In many cases, treating everyone the same is not equality at all, but, rather, a way of propping up privilege. Dealing with this problem requires further steps by government to make sure that benefits and protections in our laws are equally meaningful for everyone. For example, Robin Eldridge and other deaf patients convinced the Supreme Court that the B.C. government's elimination of publicly funded sign language interpretation for medical and hospital visits violated their equal right to Medicare.

The Supreme Court ordered the government to take all necessary steps to provide the service. Positive change is occurring, if slowly, says Sharon McIvor. As a board member for the Native Women's Association of Canada, McIvor launched a Charter challenge based on the exclusion of Aboriginal women from consultations between government and national Aboriginal organizations leading up to the 1992 Charlottetown Accord.

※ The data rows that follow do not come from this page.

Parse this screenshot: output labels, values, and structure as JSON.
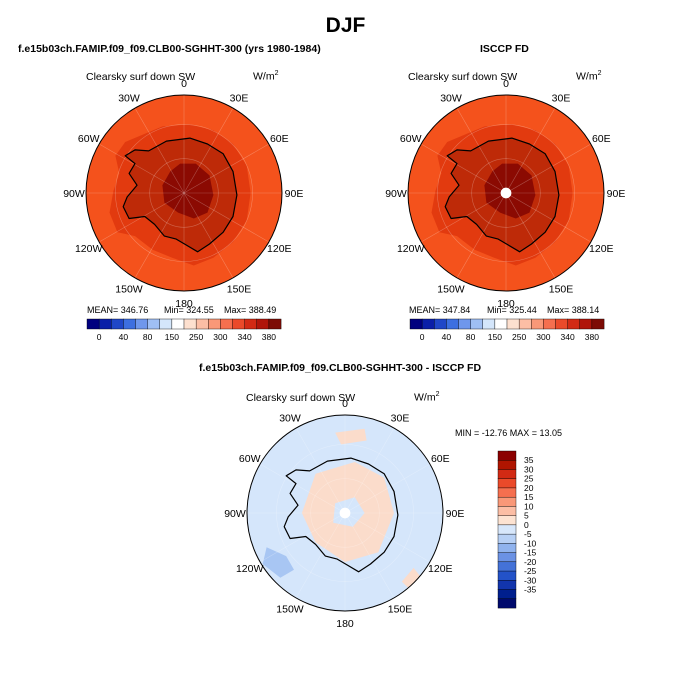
{
  "title": "DJF",
  "panels": [
    {
      "title": "f.e15b03ch.FAMIP.f09_f09.CLB00-SGHHT-300 (yrs 1980-1984)",
      "variable": "Clearsky surf down SW",
      "units": "W/m",
      "units_sup": "2",
      "stats": {
        "mean": "MEAN= 346.76",
        "min": "Min= 324.55",
        "max": "Max= 388.49"
      }
    },
    {
      "title": "ISCCP FD",
      "variable": "Clearsky surf down SW",
      "units": "W/m",
      "units_sup": "2",
      "stats": {
        "mean": "MEAN= 347.84",
        "min": "Min= 325.44",
        "max": "Max= 388.14"
      }
    },
    {
      "title": "f.e15b03ch.FAMIP.f09_f09.CLB00-SGHHT-300 - ISCCP FD",
      "variable": "Clearsky surf down SW",
      "units": "W/m",
      "units_sup": "2",
      "stats": {
        "minmax": "MIN = -12.76  MAX =  13.05"
      }
    }
  ],
  "longitude_labels": [
    "0",
    "30E",
    "60E",
    "90E",
    "120E",
    "150E",
    "180",
    "150W",
    "120W",
    "90W",
    "60W",
    "30W"
  ],
  "colorbar_top": {
    "ticks": [
      "0",
      "40",
      "80",
      "150",
      "250",
      "300",
      "340",
      "380"
    ],
    "colors": [
      "#00007f",
      "#0a1fa8",
      "#2047c8",
      "#3d6fe0",
      "#6f97ec",
      "#9fbff4",
      "#d4e6fb",
      "#ffffff",
      "#fde0cf",
      "#fcbea5",
      "#f99878",
      "#f56f4f",
      "#ea4a2a",
      "#d22a14",
      "#b0150a",
      "#7d0c05"
    ]
  },
  "colorbar_diff": {
    "labels": [
      "35",
      "30",
      "25",
      "20",
      "15",
      "10",
      "5",
      "0",
      "-5",
      "-10",
      "-15",
      "-20",
      "-25",
      "-30",
      "-35"
    ],
    "colors": [
      "#8b0000",
      "#b01500",
      "#d22a14",
      "#ea4a2a",
      "#f56f4f",
      "#f99878",
      "#fcbea5",
      "#fde3d2",
      "#d7e7fb",
      "#b7d0f5",
      "#90b3ee",
      "#6b92e4",
      "#4472d8",
      "#2352c8",
      "#1235ac",
      "#001f8e",
      "#000a6c"
    ]
  },
  "map_colors": {
    "ocean": "#f4521c",
    "coast_band": "#e23a0f",
    "ice_mid": "#be2a08",
    "ice_high": "#8b0a02",
    "diff_base": "#d5e6fb",
    "diff_pos": "#fbdccb",
    "diff_neg": "#a8c6f3"
  }
}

Though the challenge was ultimately unsuccessful, McIvor maintains that, "We can't forget that 20 years is a short time and we have achieved a lot. In those early cases, we had to get up our courage just to make arguments that are now established principles in equality law. The first judges thought we were irrational, while today's judges use our language in their equality rights judgments."

The Way Forward

Where does this leave Louise Gosselin and other women who have been dislocated and marginalized through the unravelling of our social safety net? Women's advocacy groups now have the tools and the experience they need to meet the challenges presented by social and economic rights claims. The Court Challenges Program stands to be an even more valuable resource in that fight if it is expanded to cover challenges to discriminatory provincial laws, as well as federal ones. Despite economic losses for women on the political front in recent years, we should not give up the battle to hold legislators accountable, both at the polls and in the courts. Now, more than ever, it is time for the Charter to grow up and address these most pressing human rights issues for women.